A Confederação Brasileira de Futebol não tem o mínimo interesse em fazer algo pelo futebol em si, como prática esportivo-cultural. Para quem manda por lá, tudo é negócio e nada mais. E assim, de vexames menores a um 7 a 1 em Copa, vão destruindo a imagem mítica construída de Leônidas a Neymar, passando por Pelé, Garrincha, Rivelino, Zico, Romário, Ronaldo e tantos outros. Como são dirigentes sem escrúpulos e ávidos por negócios imediatistas, não têm nenhum pudor em condenar à morte lenta a galinha dos ovos de ouro. Eles não estarão mais lá quando tudo acabar de fato.
Dunga não é o culpado principal por estar lá, obviamente. Ele é apenas um treinador comum, gritador e que cai bem na figura de “inocente útil”. Talvez ele tenha a culpa de ter aceitado o convite, apenas, sem conter a vaidade e, assim, abrir espaço a outro que tivesse aptidão ao cargo. Mas isso não adiantaria muita coisa: não é preciso ter aptidão ao cargo — o que é provado pelo retorno de Dunga —, mas sim, aptidão, ao jogo arcaico da CBF. Por isso é que desde 2001, só passaram gente de “confiança” dos manda-chuvas (Luiz Felipe Scolari, Carlos Alberto Parreira, Dunga, se alternando).

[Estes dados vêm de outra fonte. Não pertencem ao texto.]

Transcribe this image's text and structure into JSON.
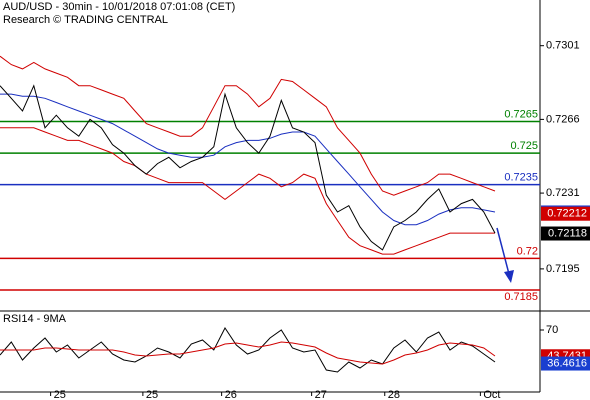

Se os entes de concreto exalassem uma espécie de “cheiro moral”, o prédio da CBF teria uma fragrância híbrida, entre as de mofo e esgoto a céu aberto. É uma casa de escândalos, de decadência moral e de pensamentos totalmente ultrapassados. Não dá para a maioria dos seres com alguma ética positiva ficarem lá por muito tempo. Se alguns treinadores ficaram, foi por subserviência a interesses escusos.
Boa parte dos torcedores sonhou agora com a vinda de um técnico estrangeiro, já que nossos profissionais teimam em não se reciclar. Doce ilusão. Mas, imaginem um Pep Guardiola deixando o campeoníssimo Bayern de Munique, da profissionalíssima Bundesliga (o Campeonato Alemão), para cuidar da patética seleção da caquética CBF. Imaginem José Mourinho, outro estrangeiro tão citado. Ou mesmo um argentino, como José Pékerman ou Jorge Sampaoli, que respectivamente treinaram Colômbia e Chile na Copa do Mundo.
É preciso mesmo que seja um brasileiro para ser contratado pela CBF. Mas isso não basta: precisa ser um brasileiro conivente com todos os desmandos que lá imperam.